Une nouvelle réussie dont le réalisateur Tod Browning a tiré un chef d'oeuvre.


 Hans, Hercule, Cléopâtre, Frieda

Mon avis sur le Livre et le film 

La nouvelle et le film sont très différents non seulement parce qu'ils ne portent pas le même titre mais aussi parce que Tod Browning introduit des personnages qui n'existent pas dans le livre. Celui de Vénus, une jolie jeune femme, qui va prendre la défense des "monstres" avec son amoureux, le clown. Preuve que si l'on  dépasse les sentiments de répulsion et de fascination morbides envers ces créatures étranges l'on peut parvenir à les aimer et les découvrir en tant qu'êtres humains. Une belle réflexion sur l'acceptation de la différence. Et puis surtout, il y a le personnage de Freida, une midget (on appelle ainsi en anglais des petites personnes qui n'ont aucune difformité physique à la différence des nains, les dwarfs). Freida souffre de voir ridiculisé celui qu'elle aime, Hans, par sa grande épouse, Cléopâtre. Ces deux midgets sont des personnages tout à fait positifs. Ils sont là pour rappeler que ceux que nous nommons des monstres sont des êtres humains comme les autres, doués des mêmes sentiments que nous et capables d'amour vrai et désintéressé..
On peut donc dire que le film est finalement moins pessimiste que le livre où aucun des personnages n'est sympathique, ni ceux qui sont considérés comme "normaux", ni les autres.
 Les modifications de l'intrigue sont grandes aussi. Dans le livre Jacques Courbé exerce seul sa vengeance  alors que dans le film tous sont derrière lui pour punir la coupable. Il y a une solidarité de tous.
Le film a été mal reçu par la critique et le public.

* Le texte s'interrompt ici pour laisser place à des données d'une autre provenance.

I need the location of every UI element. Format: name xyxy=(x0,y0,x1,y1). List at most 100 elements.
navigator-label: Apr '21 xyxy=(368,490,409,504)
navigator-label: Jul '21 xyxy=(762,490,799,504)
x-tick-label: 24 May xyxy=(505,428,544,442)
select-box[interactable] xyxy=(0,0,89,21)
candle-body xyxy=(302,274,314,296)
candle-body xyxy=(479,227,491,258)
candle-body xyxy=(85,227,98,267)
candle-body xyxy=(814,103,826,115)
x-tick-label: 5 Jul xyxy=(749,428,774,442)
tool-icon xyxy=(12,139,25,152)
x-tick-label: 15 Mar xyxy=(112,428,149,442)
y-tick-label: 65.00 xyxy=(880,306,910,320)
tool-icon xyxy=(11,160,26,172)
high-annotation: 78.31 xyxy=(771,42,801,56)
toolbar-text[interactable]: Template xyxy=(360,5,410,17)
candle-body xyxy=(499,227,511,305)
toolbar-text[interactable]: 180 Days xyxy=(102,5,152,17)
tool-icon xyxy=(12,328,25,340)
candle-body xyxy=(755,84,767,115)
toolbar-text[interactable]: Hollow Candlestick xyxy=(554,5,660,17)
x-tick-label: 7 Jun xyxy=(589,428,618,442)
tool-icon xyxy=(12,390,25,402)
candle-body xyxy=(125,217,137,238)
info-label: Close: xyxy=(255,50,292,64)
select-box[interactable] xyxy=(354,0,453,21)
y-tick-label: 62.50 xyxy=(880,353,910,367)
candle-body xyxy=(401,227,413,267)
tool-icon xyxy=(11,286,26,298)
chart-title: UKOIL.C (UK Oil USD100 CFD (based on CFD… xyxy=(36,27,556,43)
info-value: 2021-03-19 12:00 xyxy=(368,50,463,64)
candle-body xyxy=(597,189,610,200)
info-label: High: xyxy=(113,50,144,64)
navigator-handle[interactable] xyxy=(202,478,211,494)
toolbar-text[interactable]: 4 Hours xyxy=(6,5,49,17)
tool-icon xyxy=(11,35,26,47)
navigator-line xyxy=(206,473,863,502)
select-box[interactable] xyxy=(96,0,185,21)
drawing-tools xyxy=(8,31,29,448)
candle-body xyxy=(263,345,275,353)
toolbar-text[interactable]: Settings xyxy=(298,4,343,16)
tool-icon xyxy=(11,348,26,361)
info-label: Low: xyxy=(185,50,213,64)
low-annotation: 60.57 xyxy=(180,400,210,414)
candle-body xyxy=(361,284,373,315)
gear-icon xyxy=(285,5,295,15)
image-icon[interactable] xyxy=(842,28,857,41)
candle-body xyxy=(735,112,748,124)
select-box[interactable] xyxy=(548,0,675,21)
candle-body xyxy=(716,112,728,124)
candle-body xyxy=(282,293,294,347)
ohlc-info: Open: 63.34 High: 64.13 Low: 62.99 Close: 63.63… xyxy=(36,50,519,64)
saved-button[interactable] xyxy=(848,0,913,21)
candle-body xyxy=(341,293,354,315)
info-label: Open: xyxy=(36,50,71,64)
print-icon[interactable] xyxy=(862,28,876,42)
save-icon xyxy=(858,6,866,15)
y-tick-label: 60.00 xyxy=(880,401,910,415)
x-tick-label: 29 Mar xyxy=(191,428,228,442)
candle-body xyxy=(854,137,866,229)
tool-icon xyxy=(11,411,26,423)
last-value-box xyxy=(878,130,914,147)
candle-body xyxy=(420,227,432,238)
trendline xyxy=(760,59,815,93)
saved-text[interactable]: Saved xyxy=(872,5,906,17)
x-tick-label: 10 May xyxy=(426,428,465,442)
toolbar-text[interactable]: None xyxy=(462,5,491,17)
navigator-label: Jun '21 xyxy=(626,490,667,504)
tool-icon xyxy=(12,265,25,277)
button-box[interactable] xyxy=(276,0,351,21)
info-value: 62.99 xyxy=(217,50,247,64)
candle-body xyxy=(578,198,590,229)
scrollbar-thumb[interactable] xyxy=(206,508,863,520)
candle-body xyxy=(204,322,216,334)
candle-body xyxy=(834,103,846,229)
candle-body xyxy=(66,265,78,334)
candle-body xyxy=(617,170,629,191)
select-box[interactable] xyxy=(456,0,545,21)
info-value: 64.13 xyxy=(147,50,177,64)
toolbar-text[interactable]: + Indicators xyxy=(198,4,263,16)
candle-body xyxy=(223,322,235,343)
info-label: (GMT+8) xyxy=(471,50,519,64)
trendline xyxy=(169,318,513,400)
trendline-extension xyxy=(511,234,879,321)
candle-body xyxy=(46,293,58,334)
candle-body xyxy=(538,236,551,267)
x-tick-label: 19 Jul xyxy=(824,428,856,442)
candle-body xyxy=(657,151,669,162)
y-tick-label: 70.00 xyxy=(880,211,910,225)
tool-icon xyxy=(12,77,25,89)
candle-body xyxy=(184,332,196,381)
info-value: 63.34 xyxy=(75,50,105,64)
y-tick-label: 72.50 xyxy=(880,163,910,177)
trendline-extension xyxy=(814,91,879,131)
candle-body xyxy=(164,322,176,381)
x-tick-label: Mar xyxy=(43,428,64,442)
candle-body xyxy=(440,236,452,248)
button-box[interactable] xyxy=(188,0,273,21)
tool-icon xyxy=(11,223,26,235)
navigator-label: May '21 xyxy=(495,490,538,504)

On a reproché à Tod Browning d'avoir exploité ces créatures, de les avoir offerts en pâture à la curiosité du spectateur.  Personne n'a reconnu que le film était un appel à la compréhension et un plaidoyer pour le respect des personnes ainsi meurtris dans leur corps. On n'a vu dans cette oeuvre qu'un film d'épouvante et c'est vrai que certaines scènes font réellement peur. Mais ce qui nous effraie le plus ce sont les sentiments qui naissent en nous à la vision de ces freaks.  S'il y a épouvante, elle vient essentiellement de nous, de ce rejet de l'autre, de cette peur de leur ressembler, de la répulsion que nous éprouvons envers eux et dont nous avons honte. Ce sont des sentiments peu glorieux qui font que l'on a rejeté ce film et que l'on a cherché avec succès, pendant de nombreuses années, à le mettre aux oubliettes.